I remember telling my mom when I was in college that I probably should never have a baby, because I had no deep internal drive to mother an infant like so many of my friends expressed. And she, in her wisdom, reminded me that babies are only babies for a little while, and some people who are just so excited to have A Baby forget that babies very quickly grow into Kids and then Teenagers and then Adults. Those words gave me comfort then, and now, as I see Pia standing up to toddle out of the baby stage.

Because it turns out I was kind of right. I'm probably not what you would call "a baby person". I am, however, an ardent and enthusiastic Pia Person.

The moment she was born, she looked right at me with her huge brown eyes and shook her tiny clenched fists, and I knew her name would be Olympia. The frilly, soft, more feminine names we were considering would not do. And now that she's showing us more and more of her personality, I can see her Grandpa Scott's mischievous smirk and her daddy's ability to learn something so quickly, you dare not blink. It's terrific and terrifying.

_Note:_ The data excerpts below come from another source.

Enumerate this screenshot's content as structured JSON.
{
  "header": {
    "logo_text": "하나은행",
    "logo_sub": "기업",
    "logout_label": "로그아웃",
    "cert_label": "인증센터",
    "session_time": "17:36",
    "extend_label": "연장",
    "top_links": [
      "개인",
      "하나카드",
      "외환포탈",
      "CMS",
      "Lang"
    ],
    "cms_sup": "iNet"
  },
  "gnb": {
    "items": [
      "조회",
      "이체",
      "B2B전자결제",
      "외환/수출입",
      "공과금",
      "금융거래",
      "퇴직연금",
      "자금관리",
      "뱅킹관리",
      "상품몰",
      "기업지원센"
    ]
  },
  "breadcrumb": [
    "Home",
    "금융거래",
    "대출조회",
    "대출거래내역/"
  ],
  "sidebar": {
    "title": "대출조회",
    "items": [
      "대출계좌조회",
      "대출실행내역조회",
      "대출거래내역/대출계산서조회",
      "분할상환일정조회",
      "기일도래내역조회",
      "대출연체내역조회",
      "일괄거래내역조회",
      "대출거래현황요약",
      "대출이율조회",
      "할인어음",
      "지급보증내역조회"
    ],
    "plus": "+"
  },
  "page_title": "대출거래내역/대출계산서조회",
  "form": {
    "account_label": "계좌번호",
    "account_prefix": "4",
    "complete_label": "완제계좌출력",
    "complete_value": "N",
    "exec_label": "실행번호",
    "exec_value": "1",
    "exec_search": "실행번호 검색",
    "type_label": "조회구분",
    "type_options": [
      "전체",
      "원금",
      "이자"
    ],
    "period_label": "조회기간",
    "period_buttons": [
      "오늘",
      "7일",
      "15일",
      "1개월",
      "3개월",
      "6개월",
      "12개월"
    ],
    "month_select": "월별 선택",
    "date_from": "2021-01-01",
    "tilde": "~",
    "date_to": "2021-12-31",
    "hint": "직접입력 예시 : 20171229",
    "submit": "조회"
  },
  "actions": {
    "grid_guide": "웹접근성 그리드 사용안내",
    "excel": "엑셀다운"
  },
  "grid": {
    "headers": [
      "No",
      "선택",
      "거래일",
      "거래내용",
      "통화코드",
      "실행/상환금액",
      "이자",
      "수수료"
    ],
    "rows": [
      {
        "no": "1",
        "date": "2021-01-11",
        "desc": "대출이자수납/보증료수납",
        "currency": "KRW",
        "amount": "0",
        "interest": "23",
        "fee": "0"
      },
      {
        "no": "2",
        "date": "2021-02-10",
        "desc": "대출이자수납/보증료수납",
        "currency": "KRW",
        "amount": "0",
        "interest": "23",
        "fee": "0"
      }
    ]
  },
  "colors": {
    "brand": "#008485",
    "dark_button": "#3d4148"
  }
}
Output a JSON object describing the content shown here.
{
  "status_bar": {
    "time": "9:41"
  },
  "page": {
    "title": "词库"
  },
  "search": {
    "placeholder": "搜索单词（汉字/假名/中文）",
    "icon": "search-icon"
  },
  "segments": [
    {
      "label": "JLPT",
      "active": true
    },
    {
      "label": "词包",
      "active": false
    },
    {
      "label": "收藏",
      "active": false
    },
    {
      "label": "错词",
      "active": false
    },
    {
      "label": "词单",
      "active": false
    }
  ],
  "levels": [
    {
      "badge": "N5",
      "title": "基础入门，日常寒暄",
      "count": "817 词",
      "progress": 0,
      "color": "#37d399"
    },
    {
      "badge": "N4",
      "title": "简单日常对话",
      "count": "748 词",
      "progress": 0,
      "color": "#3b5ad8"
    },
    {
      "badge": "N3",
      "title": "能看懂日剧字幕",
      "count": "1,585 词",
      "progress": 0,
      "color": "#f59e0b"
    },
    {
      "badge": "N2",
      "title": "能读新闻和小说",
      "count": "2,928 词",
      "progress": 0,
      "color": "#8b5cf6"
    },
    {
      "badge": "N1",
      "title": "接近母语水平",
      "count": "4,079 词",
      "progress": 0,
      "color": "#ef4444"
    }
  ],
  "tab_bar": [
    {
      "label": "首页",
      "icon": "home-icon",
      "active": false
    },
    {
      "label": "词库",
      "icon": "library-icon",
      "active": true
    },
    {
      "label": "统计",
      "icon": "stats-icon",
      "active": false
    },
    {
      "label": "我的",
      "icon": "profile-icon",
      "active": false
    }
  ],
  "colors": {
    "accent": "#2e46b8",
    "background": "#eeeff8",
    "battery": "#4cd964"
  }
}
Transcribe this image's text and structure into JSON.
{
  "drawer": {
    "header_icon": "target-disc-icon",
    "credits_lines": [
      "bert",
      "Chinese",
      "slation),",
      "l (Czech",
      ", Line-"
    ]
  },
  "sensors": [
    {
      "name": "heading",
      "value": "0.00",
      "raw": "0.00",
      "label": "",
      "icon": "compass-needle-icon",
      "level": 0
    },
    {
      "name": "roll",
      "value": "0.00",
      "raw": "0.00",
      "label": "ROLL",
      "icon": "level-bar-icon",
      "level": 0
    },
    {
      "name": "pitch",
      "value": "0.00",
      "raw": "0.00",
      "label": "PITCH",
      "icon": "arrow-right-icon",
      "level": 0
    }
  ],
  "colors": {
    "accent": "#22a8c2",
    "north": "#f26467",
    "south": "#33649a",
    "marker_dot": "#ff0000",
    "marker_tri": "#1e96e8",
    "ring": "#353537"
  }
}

This has been a hard year, physically and emotionally. Thankfully, we have not been muddling through alone. We have the most amazing Tribe of friends and family, and God has been alongside us. Bono was once asked in an interview "What drives you? What gets you out of bed in the morning?" and he replied "Bourbon. Just kidding! The Holy Spirit. That's really all there is." That's what this year has felt like. "Jill, how do you get out of bed every morning when you've been up 6 times with a sleepless baby?"... "Half Caff Coffee, and the Holy Spirit. That's really all there is."

Happiest of birthdays, little Miss. We love you more than we could have imagined. We cannot wait to see what the next years hold. (Hopefully, more sleep!)